Leafbuyer Technologies, Inc. (Leafbuyer) is a marketing technology company for the cannabis industry and is an online cannabis resource. The primary function of the company's website is to serve as a coupon directory for cannabis patients and recreational users.

Headquartered in Greenwood Village, Colorado, Leafbuyer is a publicly traded company serving the legal cannabis industry.

Background 
Leafbuyer was conceptualized in November 2012, after the passing of Colorado Amendment 64, which legalized the medical and recreational use of cannabis in the state.

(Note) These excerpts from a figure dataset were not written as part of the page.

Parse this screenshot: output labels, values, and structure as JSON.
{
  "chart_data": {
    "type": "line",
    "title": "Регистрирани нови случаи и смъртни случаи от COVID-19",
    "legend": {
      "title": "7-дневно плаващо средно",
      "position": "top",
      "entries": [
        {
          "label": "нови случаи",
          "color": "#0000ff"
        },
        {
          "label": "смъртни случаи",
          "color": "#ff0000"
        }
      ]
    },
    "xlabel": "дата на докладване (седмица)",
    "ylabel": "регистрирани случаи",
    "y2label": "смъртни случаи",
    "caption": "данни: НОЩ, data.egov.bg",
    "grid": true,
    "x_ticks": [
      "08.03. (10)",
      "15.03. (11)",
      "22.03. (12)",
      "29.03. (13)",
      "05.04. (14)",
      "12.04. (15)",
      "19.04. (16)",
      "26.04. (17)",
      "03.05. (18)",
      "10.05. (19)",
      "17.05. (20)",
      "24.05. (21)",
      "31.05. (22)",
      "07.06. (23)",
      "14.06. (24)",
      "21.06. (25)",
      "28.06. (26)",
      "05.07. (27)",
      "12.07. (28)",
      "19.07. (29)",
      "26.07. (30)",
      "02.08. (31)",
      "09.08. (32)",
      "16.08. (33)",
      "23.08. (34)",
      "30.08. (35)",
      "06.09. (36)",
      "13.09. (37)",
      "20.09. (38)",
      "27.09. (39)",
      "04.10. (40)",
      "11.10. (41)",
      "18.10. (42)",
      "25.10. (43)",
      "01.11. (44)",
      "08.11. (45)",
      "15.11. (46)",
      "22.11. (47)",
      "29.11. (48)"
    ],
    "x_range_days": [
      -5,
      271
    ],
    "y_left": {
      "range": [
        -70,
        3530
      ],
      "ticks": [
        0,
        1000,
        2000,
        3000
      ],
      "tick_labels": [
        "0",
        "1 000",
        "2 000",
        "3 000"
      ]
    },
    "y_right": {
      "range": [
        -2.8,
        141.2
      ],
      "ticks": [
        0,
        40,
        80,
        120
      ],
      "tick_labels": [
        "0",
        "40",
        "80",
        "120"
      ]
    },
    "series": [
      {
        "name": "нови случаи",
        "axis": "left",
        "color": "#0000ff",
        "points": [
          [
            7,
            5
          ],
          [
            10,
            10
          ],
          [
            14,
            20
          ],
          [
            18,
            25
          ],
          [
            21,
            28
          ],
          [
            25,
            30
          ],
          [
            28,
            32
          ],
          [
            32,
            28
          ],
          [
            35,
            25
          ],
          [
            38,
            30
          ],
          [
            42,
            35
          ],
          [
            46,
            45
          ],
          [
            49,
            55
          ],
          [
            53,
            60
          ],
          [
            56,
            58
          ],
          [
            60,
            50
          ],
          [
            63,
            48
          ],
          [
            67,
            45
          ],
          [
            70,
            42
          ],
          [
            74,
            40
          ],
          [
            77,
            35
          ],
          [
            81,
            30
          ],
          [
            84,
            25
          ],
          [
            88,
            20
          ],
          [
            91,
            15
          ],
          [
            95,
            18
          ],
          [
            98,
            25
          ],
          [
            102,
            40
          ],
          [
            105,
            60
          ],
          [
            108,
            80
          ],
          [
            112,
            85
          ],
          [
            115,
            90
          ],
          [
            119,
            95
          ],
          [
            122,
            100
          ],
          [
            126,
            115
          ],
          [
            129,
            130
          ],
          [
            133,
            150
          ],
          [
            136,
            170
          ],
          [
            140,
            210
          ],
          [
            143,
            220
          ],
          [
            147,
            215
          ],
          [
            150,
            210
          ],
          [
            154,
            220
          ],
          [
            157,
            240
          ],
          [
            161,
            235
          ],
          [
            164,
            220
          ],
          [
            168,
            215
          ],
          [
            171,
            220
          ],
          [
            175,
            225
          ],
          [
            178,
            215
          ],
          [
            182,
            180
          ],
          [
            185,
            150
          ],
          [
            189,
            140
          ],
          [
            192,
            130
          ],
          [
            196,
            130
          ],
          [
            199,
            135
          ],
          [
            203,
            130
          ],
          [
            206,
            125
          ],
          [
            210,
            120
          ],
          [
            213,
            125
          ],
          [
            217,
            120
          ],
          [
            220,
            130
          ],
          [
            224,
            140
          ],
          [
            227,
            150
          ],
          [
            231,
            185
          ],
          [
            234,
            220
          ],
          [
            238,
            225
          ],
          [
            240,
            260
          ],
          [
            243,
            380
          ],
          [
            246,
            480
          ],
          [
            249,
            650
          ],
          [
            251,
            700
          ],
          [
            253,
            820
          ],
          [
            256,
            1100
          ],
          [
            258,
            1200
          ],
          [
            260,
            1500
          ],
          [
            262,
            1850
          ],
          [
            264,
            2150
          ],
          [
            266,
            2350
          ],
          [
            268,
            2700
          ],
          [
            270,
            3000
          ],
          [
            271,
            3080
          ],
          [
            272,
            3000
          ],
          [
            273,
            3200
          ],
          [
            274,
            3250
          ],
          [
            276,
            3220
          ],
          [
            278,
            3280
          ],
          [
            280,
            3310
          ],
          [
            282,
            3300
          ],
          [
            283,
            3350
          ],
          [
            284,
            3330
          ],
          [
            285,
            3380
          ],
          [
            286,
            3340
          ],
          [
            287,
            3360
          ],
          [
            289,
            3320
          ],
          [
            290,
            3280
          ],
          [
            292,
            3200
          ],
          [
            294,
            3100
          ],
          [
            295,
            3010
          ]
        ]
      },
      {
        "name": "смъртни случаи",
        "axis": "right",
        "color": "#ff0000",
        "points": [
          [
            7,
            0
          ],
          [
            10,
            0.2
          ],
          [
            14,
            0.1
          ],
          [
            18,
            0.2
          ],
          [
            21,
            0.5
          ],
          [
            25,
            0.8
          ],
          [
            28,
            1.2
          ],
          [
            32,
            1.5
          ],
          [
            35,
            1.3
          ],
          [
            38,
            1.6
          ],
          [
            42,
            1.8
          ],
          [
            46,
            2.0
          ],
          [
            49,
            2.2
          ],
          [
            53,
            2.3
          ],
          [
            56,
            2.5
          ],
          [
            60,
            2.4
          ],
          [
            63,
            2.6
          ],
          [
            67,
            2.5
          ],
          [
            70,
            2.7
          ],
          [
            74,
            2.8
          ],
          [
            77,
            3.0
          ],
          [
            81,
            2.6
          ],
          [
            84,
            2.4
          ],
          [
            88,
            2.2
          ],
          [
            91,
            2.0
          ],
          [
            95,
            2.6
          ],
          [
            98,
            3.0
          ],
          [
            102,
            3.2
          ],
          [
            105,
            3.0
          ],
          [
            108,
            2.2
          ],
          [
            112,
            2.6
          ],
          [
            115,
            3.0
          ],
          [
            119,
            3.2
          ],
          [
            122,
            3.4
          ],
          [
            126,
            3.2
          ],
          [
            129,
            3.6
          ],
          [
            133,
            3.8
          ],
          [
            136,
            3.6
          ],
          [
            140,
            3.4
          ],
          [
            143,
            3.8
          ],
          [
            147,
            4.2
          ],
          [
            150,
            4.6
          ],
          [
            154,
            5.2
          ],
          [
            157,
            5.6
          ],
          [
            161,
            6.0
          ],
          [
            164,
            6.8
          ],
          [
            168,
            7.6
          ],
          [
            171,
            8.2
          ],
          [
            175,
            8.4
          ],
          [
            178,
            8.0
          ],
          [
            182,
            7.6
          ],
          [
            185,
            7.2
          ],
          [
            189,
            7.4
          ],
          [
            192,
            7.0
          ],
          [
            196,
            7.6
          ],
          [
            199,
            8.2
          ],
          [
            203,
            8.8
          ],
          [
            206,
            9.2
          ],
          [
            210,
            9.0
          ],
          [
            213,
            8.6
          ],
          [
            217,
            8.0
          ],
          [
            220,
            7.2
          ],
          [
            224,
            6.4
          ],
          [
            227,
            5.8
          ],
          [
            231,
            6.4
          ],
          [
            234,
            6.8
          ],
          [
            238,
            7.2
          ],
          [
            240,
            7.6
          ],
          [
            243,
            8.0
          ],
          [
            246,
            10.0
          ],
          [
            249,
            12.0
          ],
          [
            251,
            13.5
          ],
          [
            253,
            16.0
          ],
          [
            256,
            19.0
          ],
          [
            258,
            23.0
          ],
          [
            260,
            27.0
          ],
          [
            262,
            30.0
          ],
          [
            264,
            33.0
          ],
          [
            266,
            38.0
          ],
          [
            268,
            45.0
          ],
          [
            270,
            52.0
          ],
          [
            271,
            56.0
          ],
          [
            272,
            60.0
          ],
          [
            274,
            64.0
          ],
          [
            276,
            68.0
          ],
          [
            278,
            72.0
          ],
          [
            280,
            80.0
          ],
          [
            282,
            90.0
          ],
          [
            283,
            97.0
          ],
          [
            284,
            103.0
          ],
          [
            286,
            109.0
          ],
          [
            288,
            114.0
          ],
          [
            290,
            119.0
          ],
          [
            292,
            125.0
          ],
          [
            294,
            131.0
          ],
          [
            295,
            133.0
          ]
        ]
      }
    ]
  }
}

Notable developments since that time include partnerships with The Cannabist (owned by the Denver Post) in August 2016, Westword in December 2016, and Voice Media Group (owner of LA Weekly, Phoenix New Times, and Toke of the Town) in September 2017. In Q2 of 2017, the company became publicly traded on the OTCQB marketplace under the ticker LBUY. In June 2019, Leafbuyer opened a satellite office in Los Angeles.

Business Model 
Leafbuyer offers customer loyalty and retention platforms, display advertising, and listing packages to cannabis companies, including product companies, dispensaries, head shops, and grow stores. Primary services include listings on Leafbuyer.com and direct outreach to consumers through email and texting.